In information security today, Public Key Infrastructure, or PKI, is that "sophisticated and secure technology." Although PKI- based authentication methods provide some superior functionality, the current state of the technology brings with it major implementation and usage challenges:
- The heart of the system relies on a very long numeric key. This key would be impossible for a user to memorize, so it is stored on a device called a container. This container can be a PC, or a card that understands PKI (e.g. a smart card). The key requirement is that the container if physically available to the prescribing physician. Thus, if the physician forgot his card or his PC is broken, no authentication can occur and no prescribing can occur. The physician is unable to perform a key task until the container is recovered. In addition, many PCs cannot handle the PKI container requirements and would need to be upgraded.
- Because the container or device holds the key, it too must be secured. In most cases, this requires some sort of pass phrase or password to use the key which unlocks the container. So in the end, a password is the true security method. Anyone who shares that password and allows others access to the container can circumvent the security.
- Access to the container is paramount. If you are out of the office without your PC, then you would not be able to access the system. At face value this may seem like a good thing, but experience tells us that in today's world you cannot guarantee where a person is located when working. Many times physicians need to access their e-prescribing system while on call after hours, but without their work computer present at home, or wherever they may be, they cannot utilize the system. Or imagine if after Hurricane Katrina no physicians in New Orleans could provide healthcare because their computers were all underwater.

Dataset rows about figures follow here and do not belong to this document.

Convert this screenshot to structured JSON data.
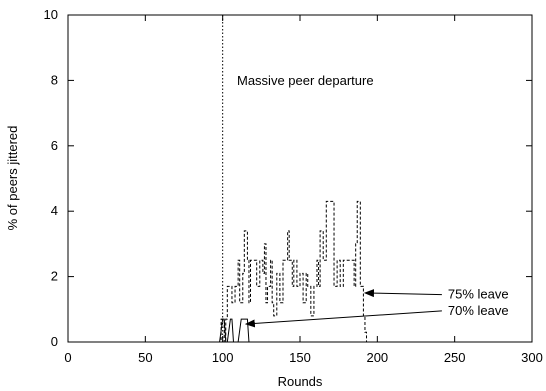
{
  "chart_data": {
    "type": "line",
    "xlabel": "Rounds",
    "ylabel": "% of peers jittered",
    "xlim": [
      0,
      300
    ],
    "ylim": [
      0,
      10
    ],
    "xticks": [
      "0",
      "50",
      "100",
      "150",
      "200",
      "250",
      "300"
    ],
    "yticks": [
      "0",
      "2",
      "4",
      "6",
      "8",
      "10"
    ],
    "grid": false,
    "event_line": {
      "x": 100,
      "label": "Massive peer departure"
    },
    "series": [
      {
        "name": "75% leave",
        "style": "dashed",
        "points": [
          [
            0,
            0
          ],
          [
            99,
            0
          ],
          [
            99,
            0.7
          ],
          [
            101,
            0.7
          ],
          [
            101,
            0
          ],
          [
            102,
            0
          ],
          [
            102,
            0.7
          ],
          [
            103,
            0.7
          ],
          [
            103,
            1.7
          ],
          [
            106,
            1.7
          ],
          [
            106,
            1.2
          ],
          [
            108,
            1.2
          ],
          [
            108,
            1.7
          ],
          [
            110,
            1.7
          ],
          [
            110,
            2.5
          ],
          [
            111,
            2.5
          ],
          [
            111,
            1.2
          ],
          [
            113,
            1.2
          ],
          [
            113,
            2.1
          ],
          [
            114,
            2.1
          ],
          [
            114,
            3.4
          ],
          [
            116,
            3.4
          ],
          [
            116,
            2.5
          ],
          [
            117,
            2.5
          ],
          [
            117,
            1.2
          ],
          [
            118,
            1.2
          ],
          [
            118,
            2.5
          ],
          [
            122,
            2.5
          ],
          [
            122,
            1.7
          ],
          [
            124,
            1.7
          ],
          [
            124,
            2.5
          ],
          [
            126,
            2.5
          ],
          [
            126,
            2.1
          ],
          [
            127,
            2.1
          ],
          [
            127,
            3.0
          ],
          [
            128,
            3.0
          ],
          [
            128,
            1.2
          ],
          [
            129,
            1.2
          ],
          [
            129,
            1.7
          ],
          [
            131,
            1.7
          ],
          [
            131,
            2.5
          ],
          [
            132,
            2.5
          ],
          [
            132,
            1.2
          ],
          [
            133,
            1.2
          ],
          [
            133,
            0.8
          ],
          [
            135,
            0.8
          ],
          [
            135,
            2.1
          ],
          [
            137,
            2.1
          ],
          [
            137,
            1.2
          ],
          [
            139,
            1.2
          ],
          [
            139,
            2.5
          ],
          [
            142,
            2.5
          ],
          [
            142,
            3.4
          ],
          [
            143,
            3.4
          ],
          [
            143,
            2.5
          ],
          [
            145,
            2.5
          ],
          [
            145,
            1.7
          ],
          [
            146,
            1.7
          ],
          [
            146,
            2.5
          ],
          [
            148,
            2.5
          ],
          [
            148,
            1.7
          ],
          [
            150,
            1.7
          ],
          [
            150,
            2.1
          ],
          [
            152,
            2.1
          ],
          [
            152,
            1.2
          ],
          [
            154,
            1.2
          ],
          [
            154,
            2.1
          ],
          [
            155,
            2.1
          ],
          [
            155,
            1.7
          ],
          [
            157,
            1.7
          ],
          [
            157,
            0.8
          ],
          [
            159,
            0.8
          ],
          [
            159,
            1.7
          ],
          [
            161,
            1.7
          ],
          [
            161,
            2.5
          ],
          [
            162,
            2.5
          ],
          [
            162,
            1.7
          ],
          [
            163,
            1.7
          ],
          [
            163,
            3.4
          ],
          [
            165,
            3.4
          ],
          [
            165,
            2.5
          ],
          [
            167,
            2.5
          ],
          [
            167,
            4.3
          ],
          [
            172,
            4.3
          ],
          [
            172,
            1.7
          ],
          [
            174,
            1.7
          ],
          [
            174,
            2.5
          ],
          [
            176,
            2.5
          ],
          [
            176,
            1.7
          ],
          [
            178,
            1.7
          ],
          [
            178,
            2.5
          ],
          [
            185,
            2.5
          ],
          [
            185,
            1.7
          ],
          [
            186,
            1.7
          ],
          [
            186,
            3.0
          ],
          [
            187,
            3.0
          ],
          [
            187,
            4.3
          ],
          [
            189,
            4.3
          ],
          [
            189,
            1.7
          ],
          [
            191,
            1.7
          ],
          [
            191,
            0.8
          ],
          [
            192,
            0.8
          ],
          [
            192,
            0.3
          ],
          [
            193,
            0.3
          ],
          [
            193,
            0
          ]
        ]
      },
      {
        "name": "70% leave",
        "style": "solid",
        "points": [
          [
            0,
            0
          ],
          [
            98,
            0
          ],
          [
            100,
            0.7
          ],
          [
            101,
            0.7
          ],
          [
            102,
            0
          ],
          [
            103,
            0
          ],
          [
            105,
            0.7
          ],
          [
            106,
            0.7
          ],
          [
            107,
            0
          ],
          [
            110,
            0
          ],
          [
            112,
            0.7
          ],
          [
            116,
            0.7
          ],
          [
            117,
            0
          ],
          [
            300,
            0
          ]
        ]
      }
    ],
    "annotations": [
      {
        "text": "75% leave",
        "arrow_to": [
          192,
          1.5
        ],
        "text_at": [
          212,
          1.45
        ]
      },
      {
        "text": "70% leave",
        "arrow_to": [
          115,
          0.55
        ],
        "text_at": [
          212,
          0.95
        ]
      }
    ]
  }
}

So if solutions such as PKI won't work, what alternatives do we have? I believe that by combining technology, process and oversight a solution can be provided that allows for appropriate levels of security for controlled substances while providing all of the advantages of e-prescription. This technique will allow for the authentication, integrity and non-repudiation, which we all want.
The components of this solution include:
- A robust authentication capability
a. Users write down good passwords (difficult to guess)
In my experience there are additional technologies that can mitigate this. Multi-factor technologies allow an added degree of protection while still allowing for reasonable implementations.
Another type of authentication is knowledge based. In this model the user is asked a set of random questions that only he would know. This along with the password provides a two-factor system. This is exactly what is being used in many web banking systems in direct response to guidance from the FDIC.
- A group of trusted identity providers
- Third party "trusted broker"
- A consistent policy
- An oversight organization
Ultimately, the success of any system is all about adoption. Getting the constituents to adopt a new methodology will require selection of a cost-effective, simple and secure solution. I believe that there are simple-to-use authentication technologies, which--when partnered with policy and oversight--can achieve adoption within the whole healthcare community. This approach can also overcome the security concerns associated with enabling the e-prescribing of controlled substances. I have seen this approach work successfully in many industries over the past seven years and believe it has real merit and deserves further consideration.